Vers un traité de paix historique entre la Russie et le Japon ?

vendredi 14 septembre 2018 / Vincent Ricci

Vous l'ignoriez peut-être mais depuis la fin de la seconde guerre mondiale, aucun traité de paix n'a été directement signé entre la Russie et le Japon. Cela ne revient pas tout à fait à dire que les deux pays sont en guerre depuis plus de 75 ans mais cette absence d'accord total montre à quel point les deux pays se regardent en chiens de faïence depuis des décennies.

A l'occasion de sa présence au Forum économique de l'Est à Vladivostokm, le président russe Vladimir Poutine a lancé l'idée de signer un traité de paix avec le Japon «sans conditions préalables» d'ici la fin de 2018. La proposition semble avoir pris le premier ministre Shinzo Abe au dépourvu, le porte-parole du gouvernement japonais ayant déclaré à la presse que ce projet n’avait pas été soulevé lors de la réunion bilatérale des dirigeants deux jours plus tôt. Tokyo a rapidement réitéré son choix: résoudre le différend territorial de longue date entre le Japon et la Russie avant de finaliser le traité de paix de l’après-guerre.

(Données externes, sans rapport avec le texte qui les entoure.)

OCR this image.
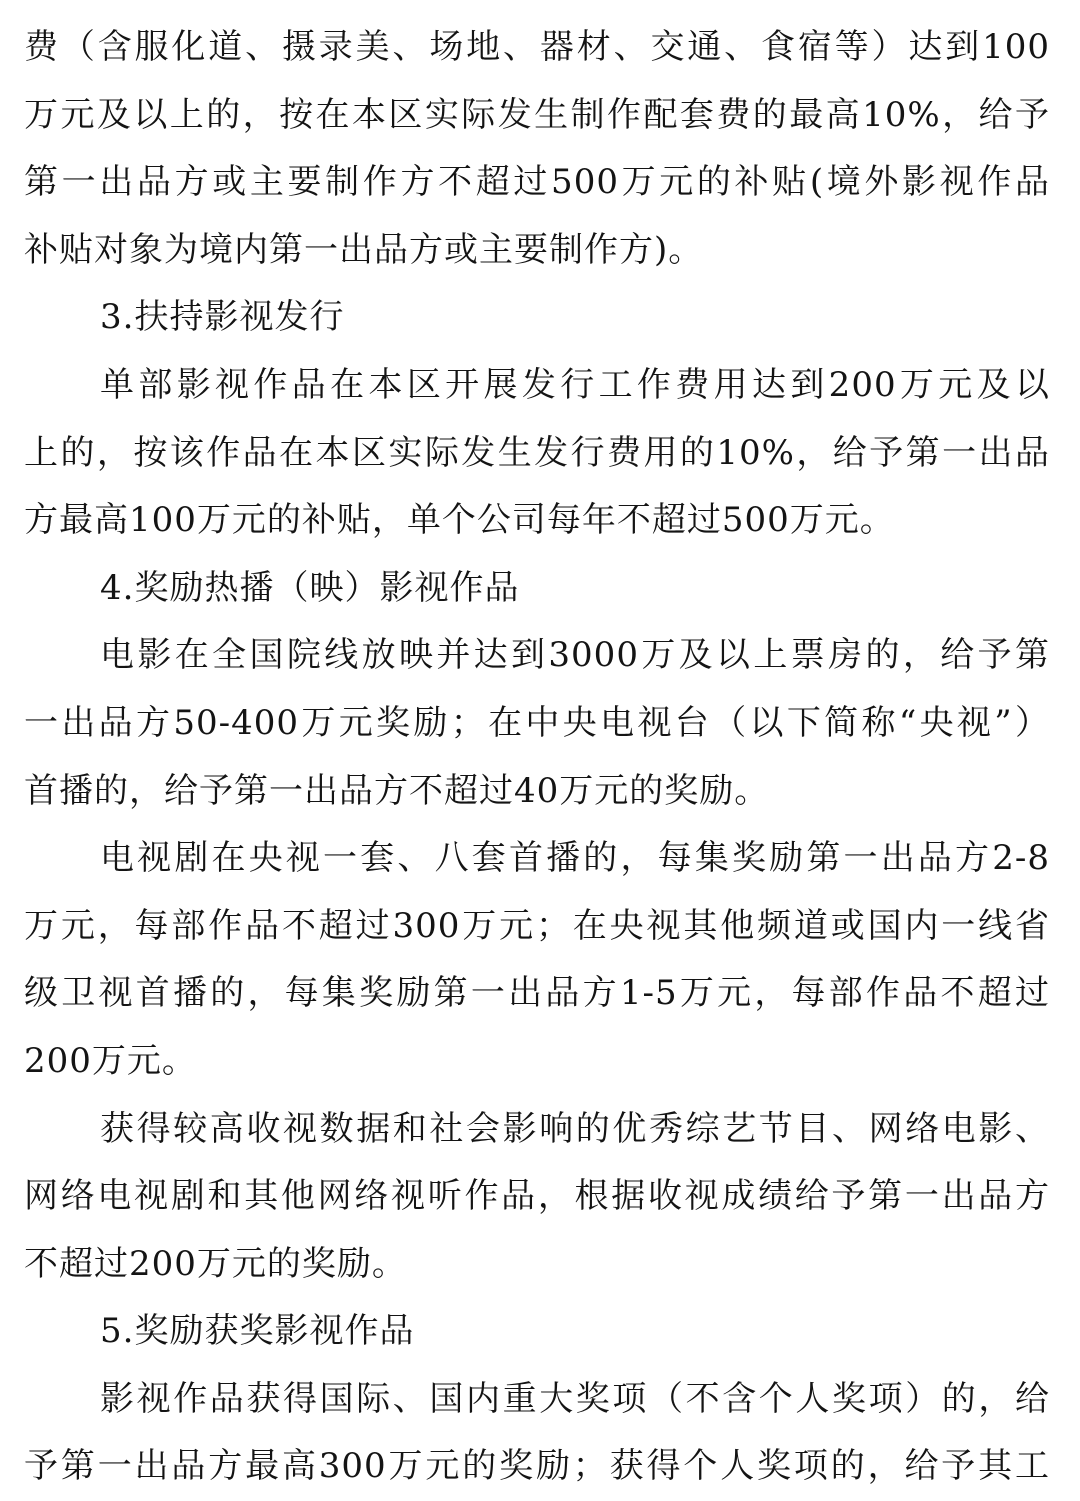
费（含服化道、摄录美、场地、器材、交通、食宿等）达到100
万元及以上的，按在本区实际发生制作配套费的最高10%，给予
第一出品方或主要制作方不超过500万元的补贴(境外影视作品
补贴对象为境内第一出品方或主要制作方)。
3.扶持影视发行
单部影视作品在本区开展发行工作费用达到200万元及以
上的，按该作品在本区实际发生发行费用的10%，给予第一出品
方最高100万元的补贴，单个公司每年不超过500万元。
4.奖励热播（映）影视作品
电影在全国院线放映并达到3000万及以上票房的，给予第
一出品方50-400万元奖励；在中央电视台（以下简称“央视”）
首播的，给予第一出品方不超过40万元的奖励。
电视剧在央视一套、八套首播的，每集奖励第一出品方2-8
万元，每部作品不超过300万元；在央视其他频道或国内一线省
级卫视首播的，每集奖励第一出品方1-5万元，每部作品不超过
200万元。
获得较高收视数据和社会影响的优秀综艺节目、网络电影、
网络电视剧和其他网络视听作品，根据收视成绩给予第一出品方
不超过200万元的奖励。
5.奖励获奖影视作品
影视作品获得国际、国内重大奖项（不含个人奖项）的，给
予第一出品方最高300万元的奖励；获得个人奖项的，给予其工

Lundi, après que les deux hommes se soient rencontrés en marge de l’événement annuel, M. Poutine a déclaré qu’il serait "naïf" de penser que le différend territorial concernant les îles sous contrôle russe au nord du Japon pourrait être résolu rapidement. Cependant, M. Poutine a tenté de s'emparer de l'initiative mercredi, peu de temps après que M. Abe a déclaré que c'était à eux deux de finalement progresser.

"Le président Poutine et moi-même partageons le point de vue selon lequel il est anormal que le Japon et la Russie n'aient pas conclu de traité de paix, bien que plus de 70 ans se soient écoulés depuis la fin de la guerre", a déclaré Abe.

Le leader japonais, qui devrait remporter un nouveau mandat de trois ans à la tête du Parti libéral démocrate au pouvoir lors du scrutin du 20 septembre, a noté qu'une résolution ne serait "pas facile" mais que "si nous ne le faisons pas maintenant, alors quand ?" Avant d'ajouter, "si nous ne le faisons pas, alors qui le fera?" Ce à quoi Poutine a répondu : "Une idée me vient à l'esprit", a déclaré Poutine lors de l'événement. "Concluons un traité de paix avant la fin de cette année, sans aucune condition préalable."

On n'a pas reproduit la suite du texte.